左・25ENG搭載機/右・Z3025ブラシレス搭載機

 ● 上記画像の左側が空野氏オリジナルのハンターです。主翼の分割の無い一体型で組まれています。基本的に分割型にするとその部分の補強等が増え機体重量が重くなってしまうのですが、機体構造の90%を極限まで肉抜きしたバルサを使用してオリジナルの生地完成重量よりも軽量化する事に努めました。

 ● 空野式と呼ばれている上下分割型ではなく左右分割のオリジナル構造になっています。ネット物知り博士には「ワザワザ難しくしてウケを狙わんでもお・・・・。」と嫌味を言われたんですが、多分!今の博士の技術力ならこの組み方の方が簡単だと思います。空野式工作法はある程度模軽飛行機の構造に慣れ親しんだ人にとっては理解し易いのですが・・・、ラジコン技術の製作記事から多くの勘違いマニア族が誕生してしまいました。改良と称した大きな改造で誤認した知識のまま製作され単なる改造粗悪品にしてしまったHPの管理人さんもおられます。挙句の果てには「ホーカーハンターは欠陥機である!。」とまで言い切っておられたんですが・・・、ホームページの製作記事を読んでいてここの段階で勘違いしている・・・というのがはっきりと解かります。

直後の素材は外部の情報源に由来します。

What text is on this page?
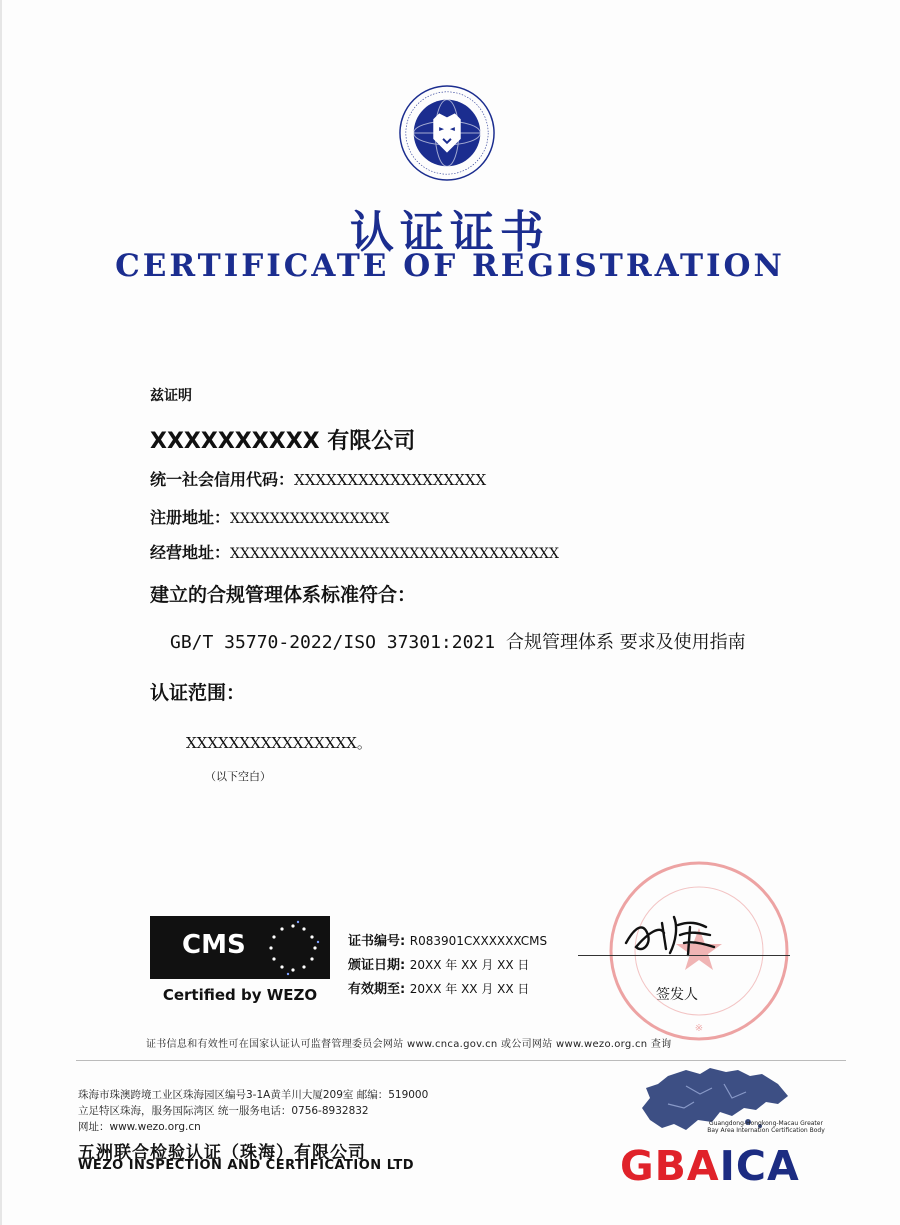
认证证书
CERTIFICATE OF REGISTRATION
兹证明
XXXXXXXXXX 有限公司
统一社会信用代码：XXXXXXXXXXXXXXXXXX
注册地址：XXXXXXXXXXXXXXXX
经营地址：XXXXXXXXXXXXXXXXXXXXXXXXXXXXXXXXX
建立的合规管理体系标准符合：
GB/T 35770-2022/ISO 37301:2021 合规管理体系 要求及使用指南
认证范围：
XXXXXXXXXXXXXXXX。
（以下空白）
CMS
Certified by WEZO
证书编号: R083901CXXXXXXCMS
颁证日期: 20XX 年 XX 月 XX 日
有效期至: 20XX 年 XX 月 XX 日
※
签发人
证书信息和有效性可在国家认证认可监督管理委员会网站 www.cnca.gov.cn 或公司网站 www.wezo.org.cn 查询
珠海市珠澳跨境工业区珠海园区编号3-1A黄羊川大厦209室 邮编：519000
立足特区珠海，服务国际湾区 统一服务电话：0756-8932832
网址：www.wezo.org.cn
五洲联合检验认证（珠海）有限公司
WEZO INSPECTION AND CERTIFICATION LTD
Guangdong-Hongkong-Macau Greater Bay Area Internation Certification Body
GBAICA
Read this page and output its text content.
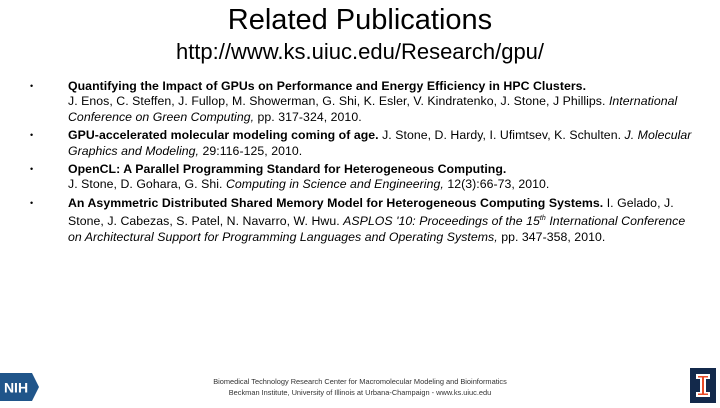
Related Publications
http://www.ks.uiuc.edu/Research/gpu/
•	Quantifying the Impact of GPUs on Performance and Energy Efficiency in HPC Clusters.
J. Enos, C. Steffen, J. Fullop, M. Showerman, G. Shi, K. Esler, V. Kindratenko, J. Stone, J Phillips. International Conference on Green Computing, pp. 317-324, 2010.
•	GPU-accelerated molecular modeling coming of age. J. Stone, D. Hardy, I. Ufimtsev, K. Schulten. J. Molecular Graphics and Modeling, 29:116-125, 2010.
•	OpenCL: A Parallel Programming Standard for Heterogeneous Computing.
J. Stone, D. Gohara, G. Shi. Computing in Science and Engineering, 12(3):66-73, 2010.
•	An Asymmetric Distributed Shared Memory Model for Heterogeneous Computing Systems. I. Gelado, J. Stone, J. Cabezas, S. Patel, N. Navarro, W. Hwu. ASPLOS '10: Proceedings of the 15th International Conference on Architectural Support for Programming Languages and Operating Systems, pp. 347-358, 2010.
Biomedical Technology Research Center for Macromolecular Modeling and Bioinformatics
Beckman Institute, University of Illinois at Urbana-Champaign - www.ks.uiuc.edu
NIH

 ● ネット普及後の多くのネット物知り博士の勘違いは、他人の勘違いの又聞きをそのまま疑問も持たずに肯定してしまった事にあると思います。技術が無くてもネットの掲示板だけなら他人の知識の寄せ集めだけでも物知り博士にはなれるんですが、そういう人は絶対に飛行場に自作のもしくはオークションの質流れ品を持って現れない事をお奨めします。メッキが直ぐ剥がれてしまいますよ。ラジコン技術のバックナンバーをお持ちのマニアの方は、もう一度記事の内容を良く読んでから一度実寸代の図面を引いてみて下さい。誌に載っている縮小図面から直接原寸部品を採って組み立てると思わぬ大きな勘違いをしてしまいます。

 ● 図面右側の胴枠の点線ラインが15番胴枠から20番胴枠までのカットラインとなります。実線で表記されたラインでカットすると上下同じ形状の胴体が二つ対で完成するんですが、水平尾翼の取り付け角を間違え易くなります。ラジコン技術の縮小図面から拡大する時は推力線の位置と胴枠がどれだけズレているのかを確認してください。空野氏の機体では推力線に対して水平尾翼の取り付け角は0度です。早い話が推力線に対して平行であるという事です。

 ● ラジコン技術の縮小図面から見てもはっきりと解かるんですが、何で此処で皆勘違いしたんだろうと思われる箇所があります。ホーカーの胴体の側面アールは主翼後縁付近から機体後部の上方にずれて行きます。胴枠は真円のまま排気管後部の枠まで続くのですが、胴枠のカットラインがズレているのに誰も気が付かなかったのでしょうか。という事は全部の胴枠を完全に半円状態でカットしてしまうとクロス尾翼の水平安定板の取り付け角がダウン方向に設定されてしまい、それがニュートラルであると勘違いしてしまいます。指定された重心位置のはずなのに・・・投げても投げても急降下・・・、水平尾翼の取り付け角が間違っているのに気が付かなかったばっかりに・・・。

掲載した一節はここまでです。